Di Massimo Montanari
Le culture alimentari tradizionali percepiscono l’alimento latte(1) in stretto collegamento con l’idea di infanzia. Il latte è per definizione il cibo dei neonati, dunque è prima di tutto il latte umano, unanimemente riconosciuto come il migliore, il più nutriente, il più adatto anche per usi medicinali.
Il latte è cosa buona, fonte di vita e di salute. È – ritengono i medici antichi e medievali – una sorta di sangue imbiancato, purificato(2) . E il sangue è l’essenza stessa della vita. Non sorprende perciò che il latte trovi posto anche nella simbologia religiosa quale immagine della vita – appunto – e della salvezza interiore.
Nei primi tempi del cristianesimo, il pasto sacro dei fedeli, che progressivamente si sarebbe orientato verso il consumo rituale di pane e vino, comprendeva talora il latte (associato al pane o al miele) in alternativa al vino(3). Vino che, ad un certo punto, si sostituisce al latte nell’immaginario culturale e religioso, rilevandone in qualche modo le funzioni. Ciò accade in un momento ben preciso: là dove il latte termina di possedere una valenza nutritiva primaria, ossia nel passaggio dall’infanzia all’età adulta.
La profonda connessione tra il latte e l’infanzia, origine dei valori positivi che gli sono attribuiti, è anche il limite del suo ruolo e della sua immagine, che gli impedisce di essere assunto come valore alimentare – e culturale – totalmente positivo. Quale alimento per l’età adulta il latte è generalmente rifiutato, e ciò significa un atteggiamento di grande diffidenza verso ogni tipo di latte che non sia quello di donna e che venga proposto al di fuori del contesto nutrizionale infantile.

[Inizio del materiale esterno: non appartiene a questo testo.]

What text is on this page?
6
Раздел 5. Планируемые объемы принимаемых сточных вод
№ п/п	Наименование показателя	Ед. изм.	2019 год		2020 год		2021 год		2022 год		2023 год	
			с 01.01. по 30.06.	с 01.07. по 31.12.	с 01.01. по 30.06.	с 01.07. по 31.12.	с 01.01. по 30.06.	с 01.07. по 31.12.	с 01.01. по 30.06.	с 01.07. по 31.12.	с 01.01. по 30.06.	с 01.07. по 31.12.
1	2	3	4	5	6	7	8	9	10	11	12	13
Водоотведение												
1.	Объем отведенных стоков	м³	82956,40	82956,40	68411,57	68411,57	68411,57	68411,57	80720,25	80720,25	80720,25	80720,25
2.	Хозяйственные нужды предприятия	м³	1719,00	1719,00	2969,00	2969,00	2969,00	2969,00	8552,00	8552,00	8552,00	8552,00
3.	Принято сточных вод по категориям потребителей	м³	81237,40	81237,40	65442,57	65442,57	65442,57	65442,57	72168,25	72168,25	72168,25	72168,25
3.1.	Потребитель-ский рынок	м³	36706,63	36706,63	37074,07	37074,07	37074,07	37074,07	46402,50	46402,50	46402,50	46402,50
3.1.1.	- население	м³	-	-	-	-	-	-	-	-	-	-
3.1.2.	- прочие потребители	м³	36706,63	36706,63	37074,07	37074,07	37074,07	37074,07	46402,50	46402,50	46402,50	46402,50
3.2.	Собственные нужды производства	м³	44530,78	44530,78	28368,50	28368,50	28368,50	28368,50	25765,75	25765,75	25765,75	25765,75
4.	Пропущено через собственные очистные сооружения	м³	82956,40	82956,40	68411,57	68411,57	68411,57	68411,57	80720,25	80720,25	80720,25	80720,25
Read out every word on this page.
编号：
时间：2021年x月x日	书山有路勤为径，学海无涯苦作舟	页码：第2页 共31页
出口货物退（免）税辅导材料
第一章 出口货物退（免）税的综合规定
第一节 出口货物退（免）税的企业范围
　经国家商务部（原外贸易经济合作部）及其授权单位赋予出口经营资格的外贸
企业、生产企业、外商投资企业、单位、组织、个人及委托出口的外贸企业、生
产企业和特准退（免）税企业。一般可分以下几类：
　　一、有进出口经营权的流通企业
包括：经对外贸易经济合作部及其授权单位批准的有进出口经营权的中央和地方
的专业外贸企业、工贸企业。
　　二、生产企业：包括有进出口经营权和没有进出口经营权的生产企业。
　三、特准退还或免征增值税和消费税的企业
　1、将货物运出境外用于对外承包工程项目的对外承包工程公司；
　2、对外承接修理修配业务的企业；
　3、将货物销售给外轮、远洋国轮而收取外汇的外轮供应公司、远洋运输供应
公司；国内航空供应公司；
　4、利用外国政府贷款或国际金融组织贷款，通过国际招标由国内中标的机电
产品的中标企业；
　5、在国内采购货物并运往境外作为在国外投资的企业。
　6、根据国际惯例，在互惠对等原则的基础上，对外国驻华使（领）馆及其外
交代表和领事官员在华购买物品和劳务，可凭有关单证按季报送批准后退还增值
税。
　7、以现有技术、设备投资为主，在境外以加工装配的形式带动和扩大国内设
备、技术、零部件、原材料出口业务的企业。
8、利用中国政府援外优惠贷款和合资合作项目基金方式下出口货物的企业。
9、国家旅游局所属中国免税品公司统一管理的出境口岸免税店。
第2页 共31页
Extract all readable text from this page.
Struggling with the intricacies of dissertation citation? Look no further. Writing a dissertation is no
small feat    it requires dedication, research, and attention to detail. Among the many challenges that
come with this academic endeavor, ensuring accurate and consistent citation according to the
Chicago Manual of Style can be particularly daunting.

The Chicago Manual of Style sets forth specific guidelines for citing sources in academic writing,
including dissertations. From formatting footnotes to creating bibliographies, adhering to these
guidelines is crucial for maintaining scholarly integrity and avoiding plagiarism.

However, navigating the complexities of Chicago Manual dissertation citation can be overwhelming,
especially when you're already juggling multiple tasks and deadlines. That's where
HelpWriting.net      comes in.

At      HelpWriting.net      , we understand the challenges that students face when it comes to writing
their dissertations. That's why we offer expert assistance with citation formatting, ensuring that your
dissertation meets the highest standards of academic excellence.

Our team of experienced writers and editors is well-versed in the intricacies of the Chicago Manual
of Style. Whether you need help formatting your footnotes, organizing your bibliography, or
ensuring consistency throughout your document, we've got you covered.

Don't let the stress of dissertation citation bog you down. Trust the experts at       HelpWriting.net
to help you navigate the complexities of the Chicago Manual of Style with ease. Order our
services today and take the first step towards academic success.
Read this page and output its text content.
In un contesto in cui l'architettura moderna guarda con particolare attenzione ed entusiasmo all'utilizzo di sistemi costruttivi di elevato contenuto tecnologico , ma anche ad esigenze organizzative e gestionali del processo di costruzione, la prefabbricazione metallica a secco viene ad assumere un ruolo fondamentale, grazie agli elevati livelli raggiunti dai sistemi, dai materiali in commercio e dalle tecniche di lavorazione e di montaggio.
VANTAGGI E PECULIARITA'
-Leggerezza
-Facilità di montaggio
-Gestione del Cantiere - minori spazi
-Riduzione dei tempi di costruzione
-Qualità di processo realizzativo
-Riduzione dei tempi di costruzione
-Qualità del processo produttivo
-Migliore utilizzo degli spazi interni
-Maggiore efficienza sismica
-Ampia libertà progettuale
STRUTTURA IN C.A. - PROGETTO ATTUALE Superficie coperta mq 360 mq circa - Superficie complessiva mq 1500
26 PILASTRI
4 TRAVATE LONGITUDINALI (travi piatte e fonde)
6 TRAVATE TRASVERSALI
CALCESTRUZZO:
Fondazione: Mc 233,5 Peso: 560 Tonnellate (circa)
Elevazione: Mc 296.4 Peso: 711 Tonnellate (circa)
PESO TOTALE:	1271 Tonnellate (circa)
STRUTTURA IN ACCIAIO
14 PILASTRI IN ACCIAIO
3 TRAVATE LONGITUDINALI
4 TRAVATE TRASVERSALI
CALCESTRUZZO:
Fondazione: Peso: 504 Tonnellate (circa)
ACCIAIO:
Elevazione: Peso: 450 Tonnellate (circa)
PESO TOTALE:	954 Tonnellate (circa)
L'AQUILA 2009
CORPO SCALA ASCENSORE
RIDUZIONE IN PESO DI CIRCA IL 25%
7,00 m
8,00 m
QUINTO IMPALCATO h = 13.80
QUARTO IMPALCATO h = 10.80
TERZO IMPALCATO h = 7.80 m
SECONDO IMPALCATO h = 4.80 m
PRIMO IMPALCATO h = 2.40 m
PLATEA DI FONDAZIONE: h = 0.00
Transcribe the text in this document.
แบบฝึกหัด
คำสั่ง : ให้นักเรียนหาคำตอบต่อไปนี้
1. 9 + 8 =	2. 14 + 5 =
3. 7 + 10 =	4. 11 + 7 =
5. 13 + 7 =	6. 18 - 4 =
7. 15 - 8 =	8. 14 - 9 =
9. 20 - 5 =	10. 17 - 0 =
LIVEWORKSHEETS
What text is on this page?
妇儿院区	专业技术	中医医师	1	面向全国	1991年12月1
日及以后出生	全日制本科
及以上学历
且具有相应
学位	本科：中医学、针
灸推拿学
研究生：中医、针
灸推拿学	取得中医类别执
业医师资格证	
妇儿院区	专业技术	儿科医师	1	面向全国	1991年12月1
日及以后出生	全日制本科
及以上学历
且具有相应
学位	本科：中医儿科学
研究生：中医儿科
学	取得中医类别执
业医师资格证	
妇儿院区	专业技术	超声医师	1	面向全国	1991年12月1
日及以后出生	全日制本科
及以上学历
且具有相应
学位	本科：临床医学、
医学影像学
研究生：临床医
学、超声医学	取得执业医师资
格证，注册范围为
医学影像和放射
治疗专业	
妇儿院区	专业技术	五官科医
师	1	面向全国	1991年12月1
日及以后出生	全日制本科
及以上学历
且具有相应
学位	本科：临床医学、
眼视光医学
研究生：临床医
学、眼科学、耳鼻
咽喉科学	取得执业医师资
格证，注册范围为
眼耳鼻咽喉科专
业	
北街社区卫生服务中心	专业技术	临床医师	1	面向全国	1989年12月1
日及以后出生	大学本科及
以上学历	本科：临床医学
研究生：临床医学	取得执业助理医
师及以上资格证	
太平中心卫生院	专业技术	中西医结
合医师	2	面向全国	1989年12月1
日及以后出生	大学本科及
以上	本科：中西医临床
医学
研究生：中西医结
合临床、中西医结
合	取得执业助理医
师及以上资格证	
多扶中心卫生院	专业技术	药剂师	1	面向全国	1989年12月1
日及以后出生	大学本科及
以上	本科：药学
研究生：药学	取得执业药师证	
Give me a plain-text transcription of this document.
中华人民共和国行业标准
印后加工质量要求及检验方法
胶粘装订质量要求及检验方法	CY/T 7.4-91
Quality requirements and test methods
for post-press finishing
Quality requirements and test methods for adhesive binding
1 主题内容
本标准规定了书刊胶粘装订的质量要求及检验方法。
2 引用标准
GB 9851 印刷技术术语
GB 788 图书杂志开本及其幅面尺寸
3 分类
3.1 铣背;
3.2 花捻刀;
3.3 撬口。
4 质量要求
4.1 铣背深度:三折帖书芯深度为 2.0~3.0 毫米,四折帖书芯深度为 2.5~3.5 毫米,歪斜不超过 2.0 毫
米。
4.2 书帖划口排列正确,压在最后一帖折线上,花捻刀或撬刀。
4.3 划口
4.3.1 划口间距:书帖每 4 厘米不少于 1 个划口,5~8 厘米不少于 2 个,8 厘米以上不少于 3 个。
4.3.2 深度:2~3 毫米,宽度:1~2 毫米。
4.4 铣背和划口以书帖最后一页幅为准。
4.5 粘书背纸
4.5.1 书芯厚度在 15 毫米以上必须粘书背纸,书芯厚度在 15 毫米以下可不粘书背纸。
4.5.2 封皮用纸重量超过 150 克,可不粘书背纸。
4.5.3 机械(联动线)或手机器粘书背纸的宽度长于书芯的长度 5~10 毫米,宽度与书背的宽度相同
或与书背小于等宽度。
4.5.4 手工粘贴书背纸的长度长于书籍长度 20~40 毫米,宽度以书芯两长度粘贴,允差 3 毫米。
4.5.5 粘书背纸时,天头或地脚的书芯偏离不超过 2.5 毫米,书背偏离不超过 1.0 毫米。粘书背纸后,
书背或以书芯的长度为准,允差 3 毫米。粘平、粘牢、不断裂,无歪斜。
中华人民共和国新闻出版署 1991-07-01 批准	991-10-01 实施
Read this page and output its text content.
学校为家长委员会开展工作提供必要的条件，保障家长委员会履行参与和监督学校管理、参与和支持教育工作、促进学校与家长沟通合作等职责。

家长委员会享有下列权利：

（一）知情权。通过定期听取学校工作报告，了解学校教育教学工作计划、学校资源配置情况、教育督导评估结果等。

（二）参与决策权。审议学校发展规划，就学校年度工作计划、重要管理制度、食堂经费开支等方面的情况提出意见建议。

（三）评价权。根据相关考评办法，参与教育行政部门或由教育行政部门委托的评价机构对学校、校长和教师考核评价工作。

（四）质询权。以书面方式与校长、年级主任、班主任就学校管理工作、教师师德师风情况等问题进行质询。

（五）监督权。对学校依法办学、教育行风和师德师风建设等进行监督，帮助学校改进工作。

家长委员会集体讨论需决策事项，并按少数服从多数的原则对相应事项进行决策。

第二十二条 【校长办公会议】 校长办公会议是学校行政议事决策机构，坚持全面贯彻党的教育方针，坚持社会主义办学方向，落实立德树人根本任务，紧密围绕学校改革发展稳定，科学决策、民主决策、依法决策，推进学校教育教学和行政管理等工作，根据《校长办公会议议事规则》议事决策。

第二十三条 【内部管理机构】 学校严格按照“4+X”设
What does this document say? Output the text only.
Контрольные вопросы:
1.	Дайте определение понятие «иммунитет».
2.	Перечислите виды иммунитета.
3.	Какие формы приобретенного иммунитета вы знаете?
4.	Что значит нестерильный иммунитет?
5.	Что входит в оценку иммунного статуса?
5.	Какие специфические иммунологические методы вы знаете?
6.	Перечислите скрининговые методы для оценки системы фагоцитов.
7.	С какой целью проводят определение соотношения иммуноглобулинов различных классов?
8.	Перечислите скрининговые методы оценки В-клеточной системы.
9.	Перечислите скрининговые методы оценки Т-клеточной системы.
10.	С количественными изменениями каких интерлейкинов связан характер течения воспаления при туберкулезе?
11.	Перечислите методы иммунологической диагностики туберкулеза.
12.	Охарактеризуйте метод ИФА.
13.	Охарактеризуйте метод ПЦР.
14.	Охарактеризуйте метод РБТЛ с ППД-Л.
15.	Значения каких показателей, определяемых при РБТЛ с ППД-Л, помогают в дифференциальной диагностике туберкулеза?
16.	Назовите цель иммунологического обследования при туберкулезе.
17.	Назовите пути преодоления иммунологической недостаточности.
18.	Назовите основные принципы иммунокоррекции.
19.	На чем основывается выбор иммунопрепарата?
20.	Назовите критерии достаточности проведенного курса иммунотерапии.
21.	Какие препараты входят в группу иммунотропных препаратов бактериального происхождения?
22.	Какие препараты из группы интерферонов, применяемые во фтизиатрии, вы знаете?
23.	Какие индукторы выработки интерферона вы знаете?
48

Secondo i medici antichi, il latte animale non è alimento appropriato per l’uomo: Ippocrate e Galeno lo consigliano solo per uso medicinale, sottolineando i numerosi pericoli del latte sotto il profilo alimentare(4) . Tali giudizi erano determinati anche da motivi di carattere ambientale: la cultura greca e latina si sviluppano in un quadro geografico, quello mediterraneo, non certo favorevole al consumo di un prodotto delicato e deperibile come il latte. Ciò valeva in generale ma a maggior ragione nei climi più caldi, e non è sicuramente un caso che solo certe popolazioni del Nord vengano descritte dagli autori antichi, non senza stupore, come consumatori abituali di latte animale. “Mungi-cavalle” sono definiti da Erodoto gli Sciti, grandi consumatori di latte e latticini(5) . Analoghe valutazioni troviamo negli autori della tarda Antichità e del primo Medioevo, come Giordane, il quale a proposito dei Goti Minori scrive che conoscono, sì, grazie ai contatti con i popoli vicini, quella meravigliosa bevanda di civiltà che è il vino, ma ciononostante restano fedeli al latte, loro bevanda tradizionale(6).
- Riprendo qui una parte delle riflessioni che ho proposto in Il latte e i suoi derivati nella tradizione alimentare italiana, in Il latte. Storia, lessici, fonti, a cura di M. Tozzi Fontana e M. Montanari, Bologna, 2000, pp. 9-36.
- “Tutti i medici convengono nell’opinione che il latte […] generi molto sangue – quasi fosse un sangue spremuto dalle mammelle” (B. PLATINA, Il piacere onesto e la buona salute, a cura di E. Faccioli, Torino, 1985, pp. 49-50). Cfr. P. CAMPORESI, Il formaggio maledetto, in ID., Le officine dei sensi, Milano, 1985, pp. 47-77, a p. 70.
- C. VOGEL, Symboles cultuels chrétiens. Les aliments sacrés: poisson et refrigeria, in Simboli e simbologia nell’alto Medioevo, Spoleto, 1976, I, pp. 197-252.
- I. NASO, Formaggi nel Medioevo. La “Summa lacticiniorum” di Pantaleone da Confienza, Torino, Il Segnalibro, 1990, p. 67.
- CAMPORESI, Il formaggio maledetto cit., p. 59.
- JORDANES, Getica, LI, 267. Cfr. M. MONTANARI, La fame e l’abbondanza. Storia dell’alimentazione in Europa, Roma-Bari, 1993, p. 15.